2 El artículo 11 señalaba que: “Una sociedad de un Estado neutral oficialmente reconocida solo puede prestar los servicios de su personal y formaciones a un beligerante con el consentimiento previo de su propio gobierno y el permiso de dicho beligerante” (Convention…, 6 jul. 1906).

3 En realidad, la CRE comenzó su andadura de forma simultánea en Ceuta, donde se estableció un comité local en noviembre de 1893, una ambulancia en 1894 y dos dispensarios en la década de 1910 (El África, 18 nov. 1893; Heraldo de Ceuta, 7 jun. 1915).
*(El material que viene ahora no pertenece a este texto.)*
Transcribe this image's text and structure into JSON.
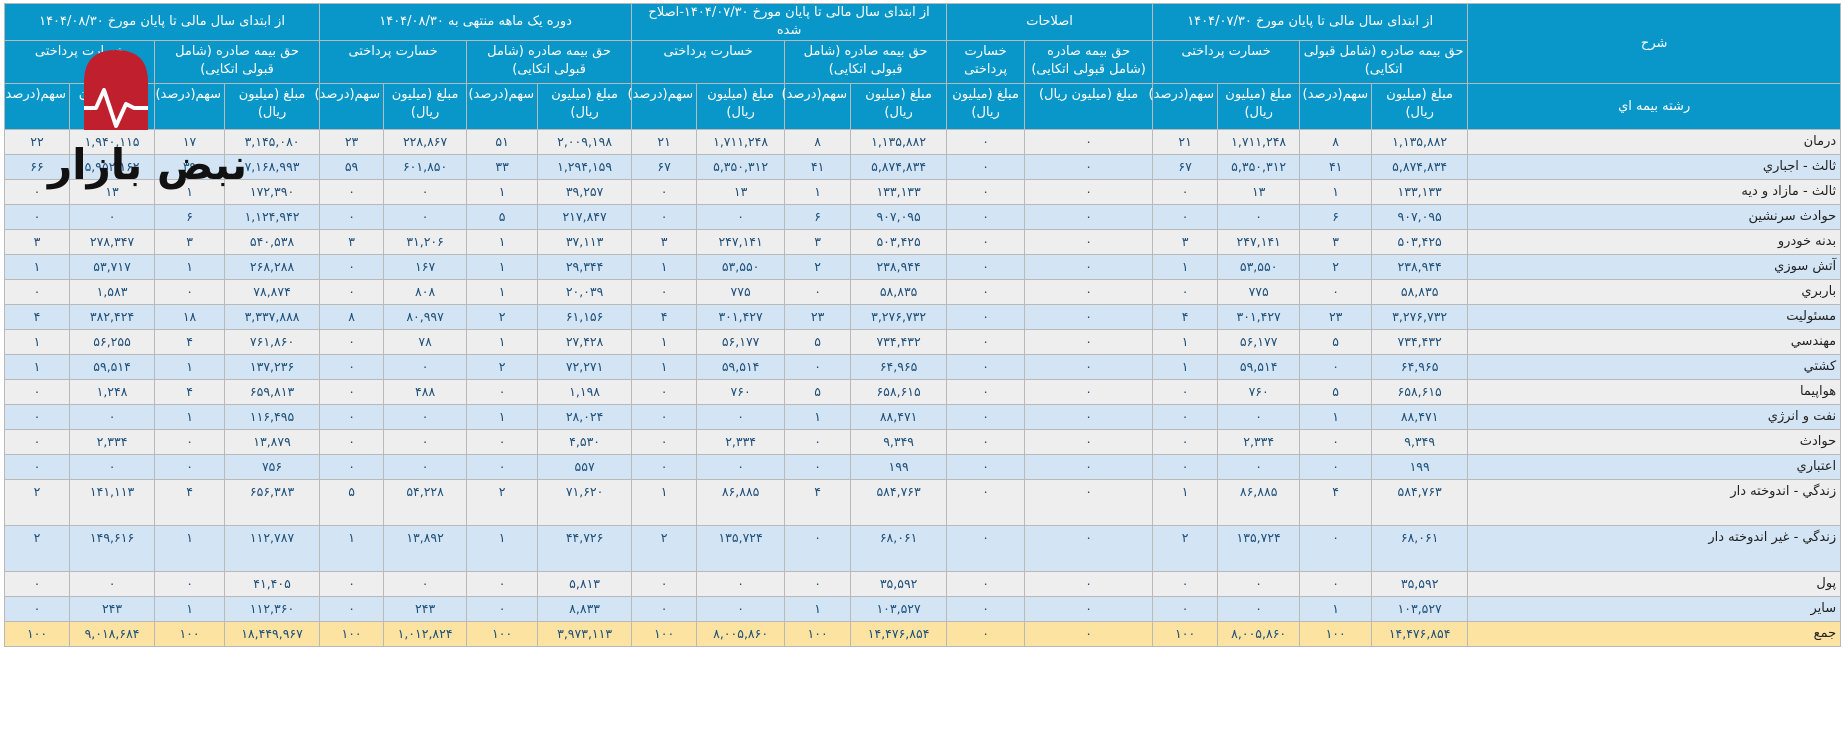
{
  "table": {
    "row_header_group": "شرح",
    "row_header": "رشته بيمه اي",
    "sections": [
      {
        "title": "از ابتدای سال مالی تا پایان مورخ ۱۴۰۴/۰۷/۳۰"
      },
      {
        "title": "اصلاحات"
      },
      {
        "title": "از ابتدای سال مالی تا پایان مورخ ۱۴۰۴/۰۷/۳۰-اصلاح شده"
      },
      {
        "title": "دوره یک ماهه منتهی به ۱۴۰۴/۰۸/۳۰"
      },
      {
        "title": "از ابتدای سال مالی تا پایان مورخ ۱۴۰۴/۰۸/۳۰"
      }
    ],
    "subheaders": {
      "premium": "حق بیمه صادره (شامل قبولی اتکایی)",
      "claims": "خسارت پرداختی"
    },
    "col_headers": {
      "amount": "مبلغ (میلیون ریال)",
      "share": "سهم(درصد)"
    },
    "rows": [
      {
        "label": "درمان",
        "v": [
          "۱,۱۳۵,۸۸۲",
          "۸",
          "۱,۷۱۱,۲۴۸",
          "۲۱",
          "۰",
          "۰",
          "۱,۱۳۵,۸۸۲",
          "۸",
          "۱,۷۱۱,۲۴۸",
          "۲۱",
          "۲,۰۰۹,۱۹۸",
          "۵۱",
          "۲۲۸,۸۶۷",
          "۲۳",
          "۳,۱۴۵,۰۸۰",
          "۱۷",
          "۱,۹۴۰,۱۱۵",
          "۲۲"
        ]
      },
      {
        "label": "ثالث - اجباري",
        "v": [
          "۵,۸۷۴,۸۳۴",
          "۴۱",
          "۵,۳۵۰,۳۱۲",
          "۶۷",
          "۰",
          "۰",
          "۵,۸۷۴,۸۳۴",
          "۴۱",
          "۵,۳۵۰,۳۱۲",
          "۶۷",
          "۱,۲۹۴,۱۵۹",
          "۳۳",
          "۶۰۱,۸۵۰",
          "۵۹",
          "۷,۱۶۸,۹۹۳",
          "۳۹",
          "۵,۹۵۲,۱۶۲",
          "۶۶"
        ]
      },
      {
        "label": "ثالث - مازاد و ديه",
        "v": [
          "۱۳۳,۱۳۳",
          "۱",
          "۱۳",
          "۰",
          "۰",
          "۰",
          "۱۳۳,۱۳۳",
          "۱",
          "۱۳",
          "۰",
          "۳۹,۲۵۷",
          "۱",
          "۰",
          "۰",
          "۱۷۲,۳۹۰",
          "۱",
          "۱۳",
          "۰"
        ]
      },
      {
        "label": "حوادث سرنشين",
        "v": [
          "۹۰۷,۰۹۵",
          "۶",
          "۰",
          "۰",
          "۰",
          "۰",
          "۹۰۷,۰۹۵",
          "۶",
          "۰",
          "۰",
          "۲۱۷,۸۴۷",
          "۵",
          "۰",
          "۰",
          "۱,۱۲۴,۹۴۲",
          "۶",
          "۰",
          "۰"
        ]
      },
      {
        "label": "بدنه خودرو",
        "v": [
          "۵۰۳,۴۲۵",
          "۳",
          "۲۴۷,۱۴۱",
          "۳",
          "۰",
          "۰",
          "۵۰۳,۴۲۵",
          "۳",
          "۲۴۷,۱۴۱",
          "۳",
          "۳۷,۱۱۳",
          "۱",
          "۳۱,۲۰۶",
          "۳",
          "۵۴۰,۵۳۸",
          "۳",
          "۲۷۸,۳۴۷",
          "۳"
        ]
      },
      {
        "label": "آتش سوزي",
        "v": [
          "۲۳۸,۹۴۴",
          "۲",
          "۵۳,۵۵۰",
          "۱",
          "۰",
          "۰",
          "۲۳۸,۹۴۴",
          "۲",
          "۵۳,۵۵۰",
          "۱",
          "۲۹,۳۴۴",
          "۱",
          "۱۶۷",
          "۰",
          "۲۶۸,۲۸۸",
          "۱",
          "۵۳,۷۱۷",
          "۱"
        ]
      },
      {
        "label": "باربري",
        "v": [
          "۵۸,۸۳۵",
          "۰",
          "۷۷۵",
          "۰",
          "۰",
          "۰",
          "۵۸,۸۳۵",
          "۰",
          "۷۷۵",
          "۰",
          "۲۰,۰۳۹",
          "۱",
          "۸۰۸",
          "۰",
          "۷۸,۸۷۴",
          "۰",
          "۱,۵۸۳",
          "۰"
        ]
      },
      {
        "label": "مسئوليت",
        "v": [
          "۳,۲۷۶,۷۳۲",
          "۲۳",
          "۳۰۱,۴۲۷",
          "۴",
          "۰",
          "۰",
          "۳,۲۷۶,۷۳۲",
          "۲۳",
          "۳۰۱,۴۲۷",
          "۴",
          "۶۱,۱۵۶",
          "۲",
          "۸۰,۹۹۷",
          "۸",
          "۳,۳۳۷,۸۸۸",
          "۱۸",
          "۳۸۲,۴۲۴",
          "۴"
        ]
      },
      {
        "label": "مهندسي",
        "v": [
          "۷۳۴,۴۳۲",
          "۵",
          "۵۶,۱۷۷",
          "۱",
          "۰",
          "۰",
          "۷۳۴,۴۳۲",
          "۵",
          "۵۶,۱۷۷",
          "۱",
          "۲۷,۴۲۸",
          "۱",
          "۷۸",
          "۰",
          "۷۶۱,۸۶۰",
          "۴",
          "۵۶,۲۵۵",
          "۱"
        ]
      },
      {
        "label": "كشتي",
        "v": [
          "۶۴,۹۶۵",
          "۰",
          "۵۹,۵۱۴",
          "۱",
          "۰",
          "۰",
          "۶۴,۹۶۵",
          "۰",
          "۵۹,۵۱۴",
          "۱",
          "۷۲,۲۷۱",
          "۲",
          "۰",
          "۰",
          "۱۳۷,۲۳۶",
          "۱",
          "۵۹,۵۱۴",
          "۱"
        ]
      },
      {
        "label": "هواپيما",
        "v": [
          "۶۵۸,۶۱۵",
          "۵",
          "۷۶۰",
          "۰",
          "۰",
          "۰",
          "۶۵۸,۶۱۵",
          "۵",
          "۷۶۰",
          "۰",
          "۱,۱۹۸",
          "۰",
          "۴۸۸",
          "۰",
          "۶۵۹,۸۱۳",
          "۴",
          "۱,۲۴۸",
          "۰"
        ]
      },
      {
        "label": "نفت و انرژي",
        "v": [
          "۸۸,۴۷۱",
          "۱",
          "۰",
          "۰",
          "۰",
          "۰",
          "۸۸,۴۷۱",
          "۱",
          "۰",
          "۰",
          "۲۸,۰۲۴",
          "۱",
          "۰",
          "۰",
          "۱۱۶,۴۹۵",
          "۱",
          "۰",
          "۰"
        ]
      },
      {
        "label": "حوادث",
        "v": [
          "۹,۳۴۹",
          "۰",
          "۲,۳۳۴",
          "۰",
          "۰",
          "۰",
          "۹,۳۴۹",
          "۰",
          "۲,۳۳۴",
          "۰",
          "۴,۵۳۰",
          "۰",
          "۰",
          "۰",
          "۱۳,۸۷۹",
          "۰",
          "۲,۳۳۴",
          "۰"
        ]
      },
      {
        "label": "اعتباري",
        "v": [
          "۱۹۹",
          "۰",
          "۰",
          "۰",
          "۰",
          "۰",
          "۱۹۹",
          "۰",
          "۰",
          "۰",
          "۵۵۷",
          "۰",
          "۰",
          "۰",
          "۷۵۶",
          "۰",
          "۰",
          "۰"
        ]
      },
      {
        "label": "زندگي - اندوخته دار",
        "tall": true,
        "v": [
          "۵۸۴,۷۶۳",
          "۴",
          "۸۶,۸۸۵",
          "۱",
          "۰",
          "۰",
          "۵۸۴,۷۶۳",
          "۴",
          "۸۶,۸۸۵",
          "۱",
          "۷۱,۶۲۰",
          "۲",
          "۵۴,۲۲۸",
          "۵",
          "۶۵۶,۳۸۳",
          "۴",
          "۱۴۱,۱۱۳",
          "۲"
        ]
      },
      {
        "label": "زندگي - غير اندوخته دار",
        "tall": true,
        "v": [
          "۶۸,۰۶۱",
          "۰",
          "۱۳۵,۷۲۴",
          "۲",
          "۰",
          "۰",
          "۶۸,۰۶۱",
          "۰",
          "۱۳۵,۷۲۴",
          "۲",
          "۴۴,۷۲۶",
          "۱",
          "۱۳,۸۹۲",
          "۱",
          "۱۱۲,۷۸۷",
          "۱",
          "۱۴۹,۶۱۶",
          "۲"
        ]
      },
      {
        "label": "پول",
        "v": [
          "۳۵,۵۹۲",
          "۰",
          "۰",
          "۰",
          "۰",
          "۰",
          "۳۵,۵۹۲",
          "۰",
          "۰",
          "۰",
          "۵,۸۱۳",
          "۰",
          "۰",
          "۰",
          "۴۱,۴۰۵",
          "۰",
          "۰",
          "۰"
        ]
      },
      {
        "label": "ساير",
        "v": [
          "۱۰۳,۵۲۷",
          "۱",
          "۰",
          "۰",
          "۰",
          "۰",
          "۱۰۳,۵۲۷",
          "۱",
          "۰",
          "۰",
          "۸,۸۳۳",
          "۰",
          "۲۴۳",
          "۰",
          "۱۱۲,۳۶۰",
          "۱",
          "۲۴۳",
          "۰"
        ]
      }
    ],
    "total": {
      "label": "جمع",
      "v": [
        "۱۴,۴۷۶,۸۵۴",
        "۱۰۰",
        "۸,۰۰۵,۸۶۰",
        "۱۰۰",
        "۰",
        "۰",
        "۱۴,۴۷۶,۸۵۴",
        "۱۰۰",
        "۸,۰۰۵,۸۶۰",
        "۱۰۰",
        "۳,۹۷۳,۱۱۳",
        "۱۰۰",
        "۱,۰۱۲,۸۲۴",
        "۱۰۰",
        "۱۸,۴۴۹,۹۶۷",
        "۱۰۰",
        "۹,۰۱۸,۶۸۴",
        "۱۰۰"
      ]
    }
  },
  "watermark": {
    "text": "نبض بازار",
    "logo_color": "#c0202e"
  },
  "colors": {
    "header_bg": "#0897c8",
    "row_odd": "#eeeeee",
    "row_even": "#d3e4f4",
    "total_row": "#fde3a2",
    "value_text": "#1c4f7a"
  }
}
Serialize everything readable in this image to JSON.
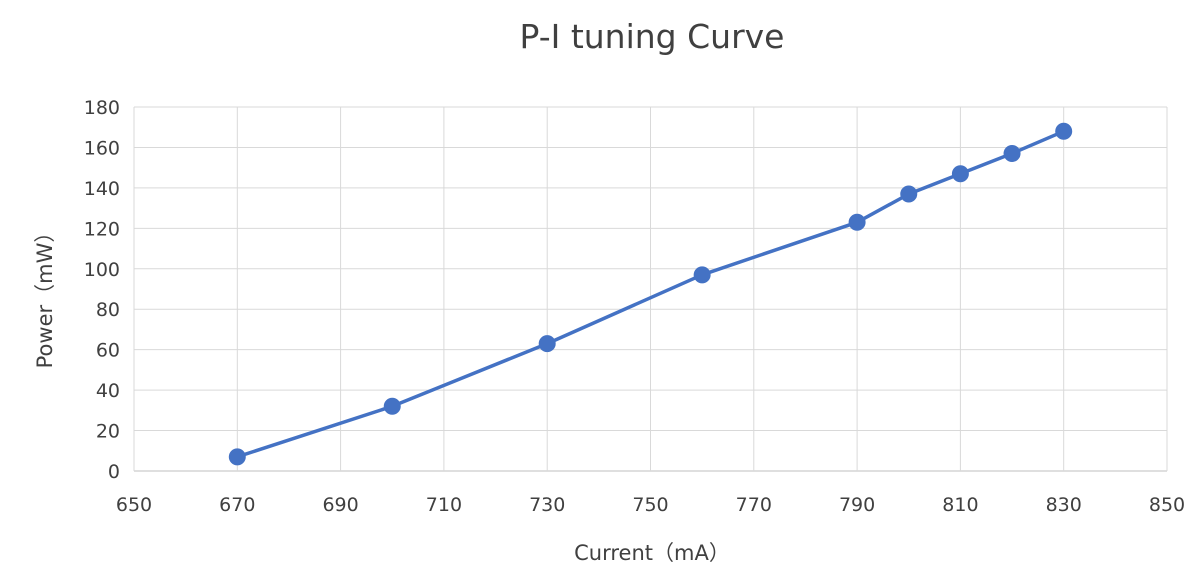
{
  "chart_data": {
    "type": "scatter",
    "title": "P-I  tuning Curve",
    "xlabel": "Current（mA）",
    "ylabel": "Power（mW）",
    "xlim": [
      650,
      850
    ],
    "ylim": [
      0,
      180
    ],
    "x_ticks": [
      650,
      670,
      690,
      710,
      730,
      750,
      770,
      790,
      810,
      830,
      850
    ],
    "y_ticks": [
      0,
      20,
      40,
      60,
      80,
      100,
      120,
      140,
      160,
      180
    ],
    "grid": true,
    "legend": "none",
    "series_color": "#4472c4",
    "series": [
      {
        "x": [
          670,
          700,
          730,
          760,
          790,
          800,
          810,
          820,
          830
        ],
        "y": [
          7,
          32,
          63,
          97,
          123,
          137,
          147,
          157,
          168
        ]
      }
    ]
  }
}
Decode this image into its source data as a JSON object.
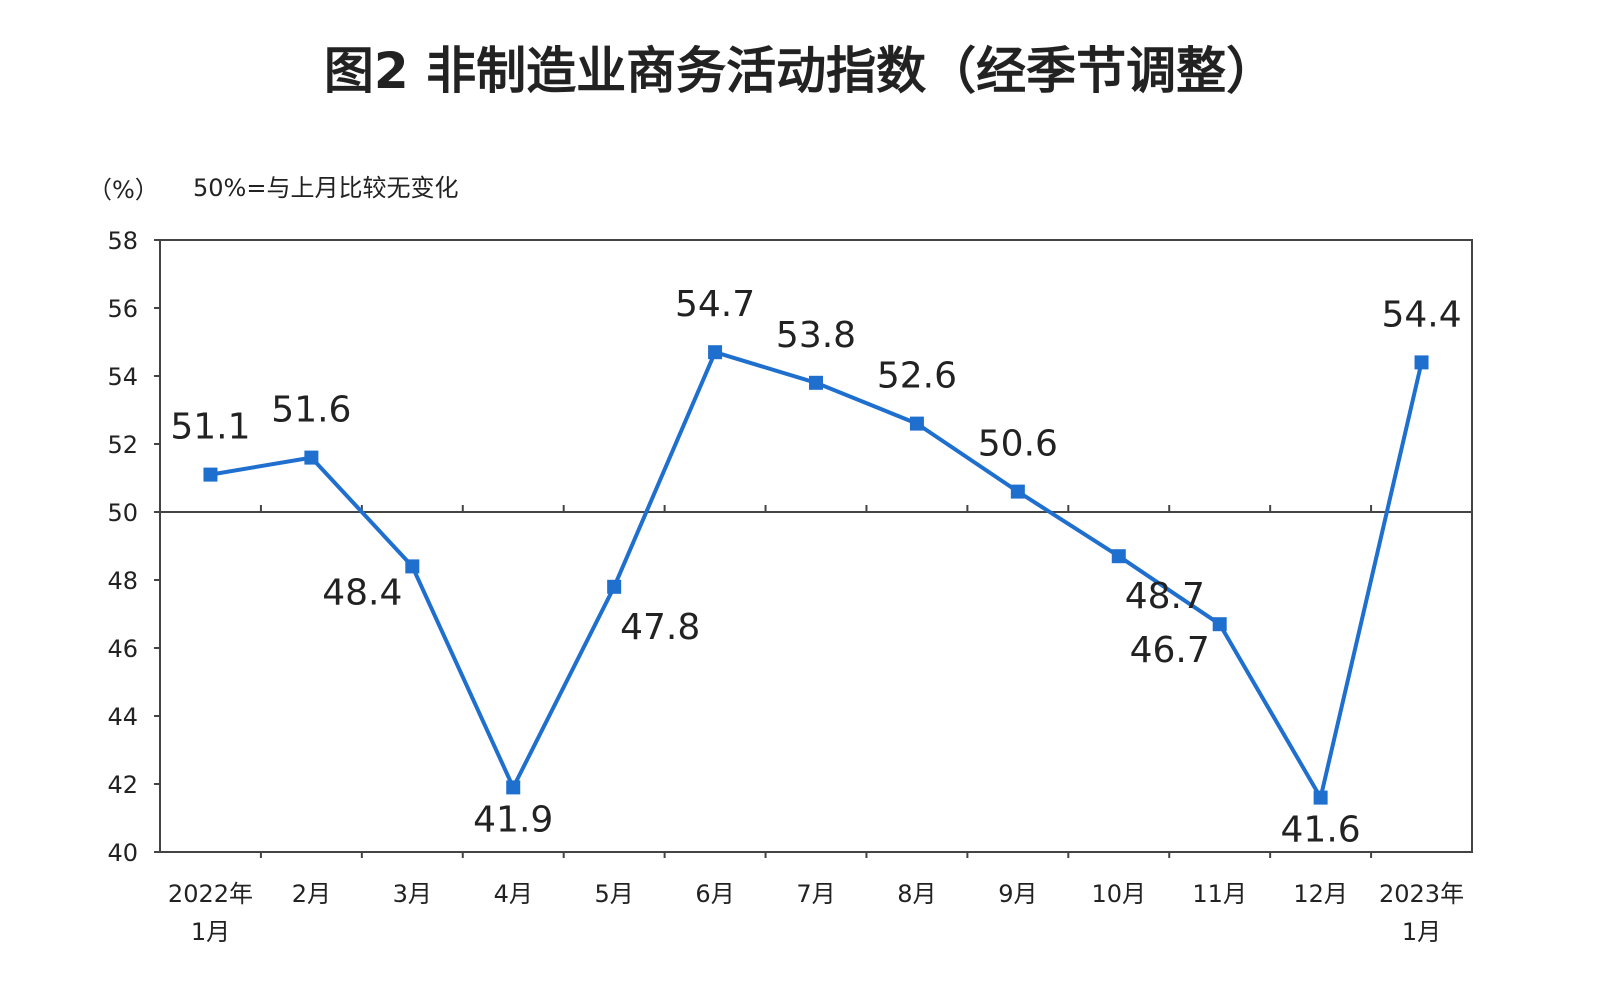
{
  "chart_data": {
    "type": "line",
    "title": "图2  非制造业商务活动指数（经季节调整）",
    "ylabel": "（%）",
    "note": "50%=与上月比较无变化",
    "ylim": [
      40,
      58
    ],
    "yticks": [
      "40",
      "42",
      "44",
      "46",
      "48",
      "50",
      "52",
      "54",
      "56",
      "58"
    ],
    "reference_line": 50,
    "categories": [
      [
        "2022年",
        "1月"
      ],
      [
        "2月"
      ],
      [
        "3月"
      ],
      [
        "4月"
      ],
      [
        "5月"
      ],
      [
        "6月"
      ],
      [
        "7月"
      ],
      [
        "8月"
      ],
      [
        "9月"
      ],
      [
        "10月"
      ],
      [
        "11月"
      ],
      [
        "12月"
      ],
      [
        "2023年",
        "1月"
      ]
    ],
    "series": [
      {
        "values": [
          51.1,
          51.6,
          48.4,
          41.9,
          47.8,
          54.7,
          53.8,
          52.6,
          50.6,
          48.7,
          46.7,
          41.6,
          54.4
        ],
        "labels": [
          "51.1",
          "51.6",
          "48.4",
          "41.9",
          "47.8",
          "54.7",
          "53.8",
          "52.6",
          "50.6",
          "48.7",
          "46.7",
          "41.6",
          "54.4"
        ]
      }
    ],
    "label_positions": [
      "above",
      "above",
      "below-left",
      "below",
      "below-right",
      "above",
      "above",
      "above",
      "above",
      "below-right",
      "below-left",
      "below",
      "above"
    ],
    "grid": false,
    "legend": "none",
    "colors": {
      "line": "#1f6fcf",
      "marker": "#1f6fcf",
      "axis": "#444444",
      "text": "#222222"
    }
  }
}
La diferencia con Melilla fue que la Cruz Roja en Ceuta limitó su acción a la propia ciudad antes del protectorado y, a partir de 1913, solo jugó un papel muy secundario en comparación con Tetuán en la zona occidental del Marruecos español. En definitiva, su importancia fue pequeña en las actividades de CRE en territorio marroquí.

4 Nombró delegados en Bélgica, Holanda, Argelia y Túnez. El último de ellos protagonizó el mencionado escándalo en París al vender diplomas y medallas de asociaciones, reales o ficticias, a altos precios para su propio beneficio (Le Matin, 17 abr. 1911).